The government has refrained from easing since interest-rate cuts in June and July and a reduction in banks' reserve requirements in May. China’s growth is poised to decelerate for a seventh quarter as Premier Wen Jiabao sticks to a campaign to make home prices more affordable, curbing domestic demand even as Europe’s debt turmoil slows exports.

“China’s monetary policy is in a quite difficult position,” said Chen, 45. “On one hand, it has to stabilize growth; on the other hand, it has to avoid a rebound in home prices.”

Separately, Chen said Japan’s prospects of developing Tokyo as a center for offshore yuan business are being diminished by a conflict over uninhabited islands in the East China Sea. “Relevant exchanges between the two sides have been cut off,” Chen said. “I really hope the halt is temporary.”

Hong Kong, Singapore or London could replace Tokyo, and Taiwan is also a possibility, for building offshore yuan business, Chen said. “Tokyo had a first-comer advantage,” he said. “But it seems Japan is giving that up -- that’s a huge pity.”

Funds Injection

China’s central bank injected a record net 365 billion yuan ($58 billion) into the financial system this week via reverse-repurchase operations and bill redemptions, the most since Bloomberg started compiling the data in 2008. The country’s financial markets will be shut next week for the National Day and mid-autumn holidays.

The country is not repeating past “one size fits all” easing measures, and “that’s the direction of monetary policy that we will continue to uphold -- the reverse-repo operations exactly reflect such an orientation,” Chen said.

An inspection in July ordered by the State Council found increases in prices and easing policies by some local authorities among issues that needed “particular attention,” the official Xinhua News Agency reported on Aug. 17.

Data last week showed prices for newly constructed homes in China rose in fewer cities in August than the previous month.

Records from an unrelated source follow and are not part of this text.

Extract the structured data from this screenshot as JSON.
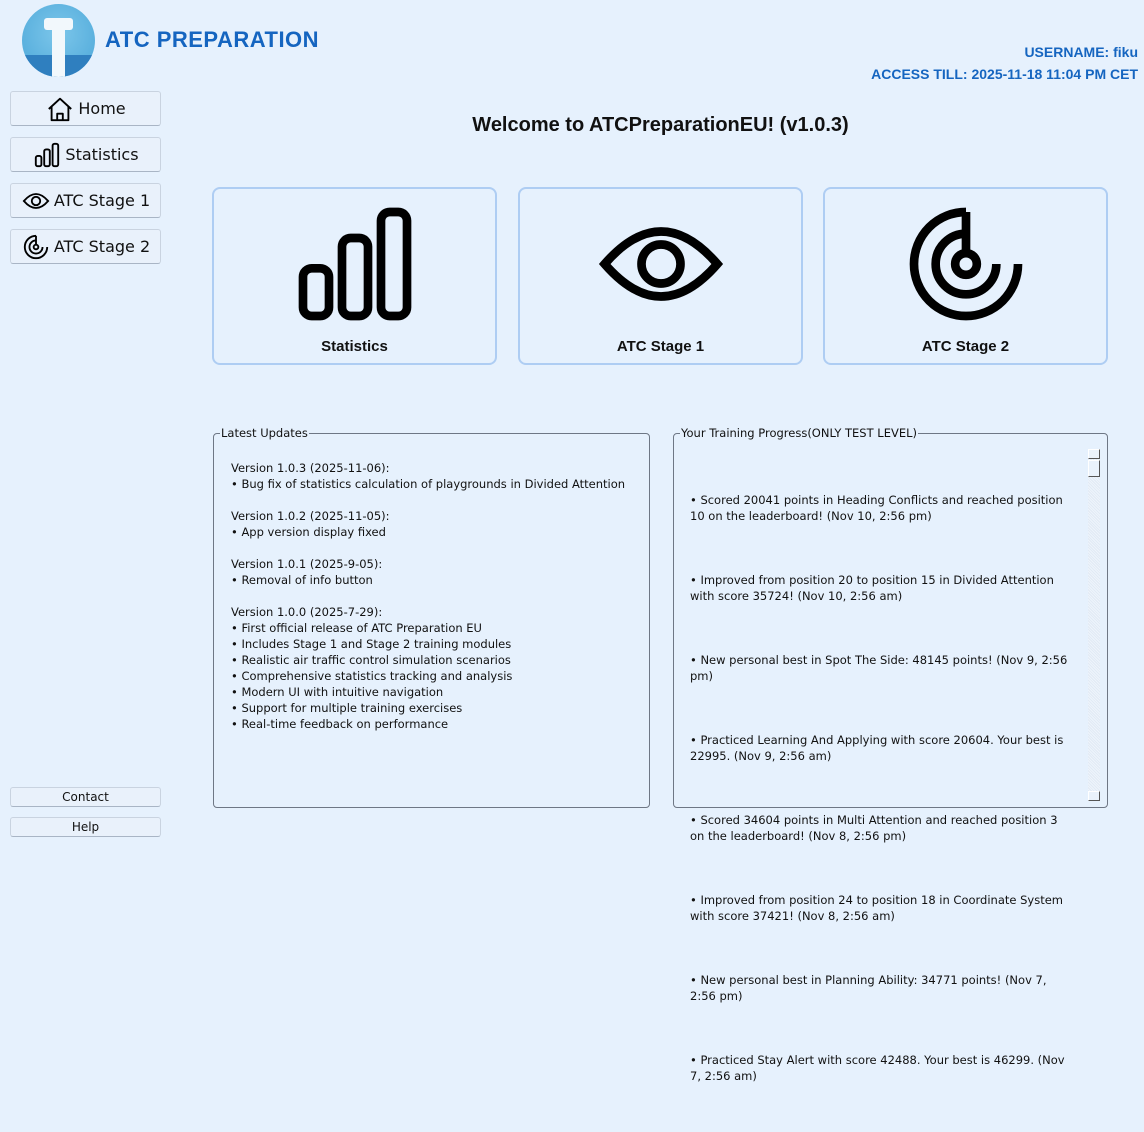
{
  "brand": {
    "name": "ATC PREPARATION"
  },
  "user": {
    "username": "USERNAME: fiku",
    "access": "ACCESS TILL: 2025-11-18 11:04 PM CET"
  },
  "sidebar": {
    "items": [
      {
        "label": "Home",
        "icon": "home-icon"
      },
      {
        "label": "Statistics",
        "icon": "bar-chart-icon"
      },
      {
        "label": "ATC Stage 1",
        "icon": "eye-icon"
      },
      {
        "label": "ATC Stage 2",
        "icon": "radar-icon"
      }
    ],
    "contact": "Contact",
    "help": "Help"
  },
  "main": {
    "title": "Welcome to ATCPreparationEU! (v1.0.3)",
    "cards": [
      {
        "label": "Statistics",
        "icon": "bar-chart-icon"
      },
      {
        "label": "ATC Stage 1",
        "icon": "eye-icon"
      },
      {
        "label": "ATC Stage 2",
        "icon": "radar-icon"
      }
    ]
  },
  "updates": {
    "title": "Latest Updates",
    "text": "Version 1.0.3 (2025-11-06):\n• Bug fix of statistics calculation of playgrounds in Divided Attention\n\nVersion 1.0.2 (2025-11-05):\n• App version display fixed\n\nVersion 1.0.1 (2025-9-05):\n• Removal of info button\n\nVersion 1.0.0 (2025-7-29):\n• First official release of ATC Preparation EU\n• Includes Stage 1 and Stage 2 training modules\n• Realistic air traffic control simulation scenarios\n• Comprehensive statistics tracking and analysis\n• Modern UI with intuitive navigation\n• Support for multiple training exercises\n• Real-time feedback on performance"
  },
  "progress": {
    "title": "Your Training Progress(ONLY TEST LEVEL)",
    "items": [
      "• Scored 20041 points in Heading Conflicts and reached position 10 on the leaderboard! (Nov 10, 2:56 pm)",
      "• Improved from position 20 to position 15 in Divided Attention with score 35724! (Nov 10, 2:56 am)",
      "• New personal best in Spot The Side: 48145 points! (Nov 9, 2:56 pm)",
      "• Practiced Learning And Applying with score 20604. Your best is 22995. (Nov 9, 2:56 am)",
      "• Scored 34604 points in Multi Attention and reached position 3 on the leaderboard! (Nov 8, 2:56 pm)",
      "• Improved from position 24 to position 18 in Coordinate System with score 37421! (Nov 8, 2:56 am)",
      "• New personal best in Planning Ability: 34771 points! (Nov 7, 2:56 pm)",
      "• Practiced Stay Alert with score 42488. Your best is 46299. (Nov 7, 2:56 am)"
    ]
  }
}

The slowdown follows restrictions on mortgage credit and purchases of multiple homes.

Forming Bubbles

“Once property bubbles are formed, there is no country in the world that is able to address the problem effectively --most countries have to go through a crisis,” Chen said. “China must seek a soft landing and can’t afford such a crisis.”

The U.S. Federal Reserve’s third round of asset purchases, or quantitative easing, will have less effect on the rest of the world than the second round that began in 2010 because the U.S. economy “is now in better shape, which means a bigger part of the additional liquidity can be absorbed” in the U.S., Chen said.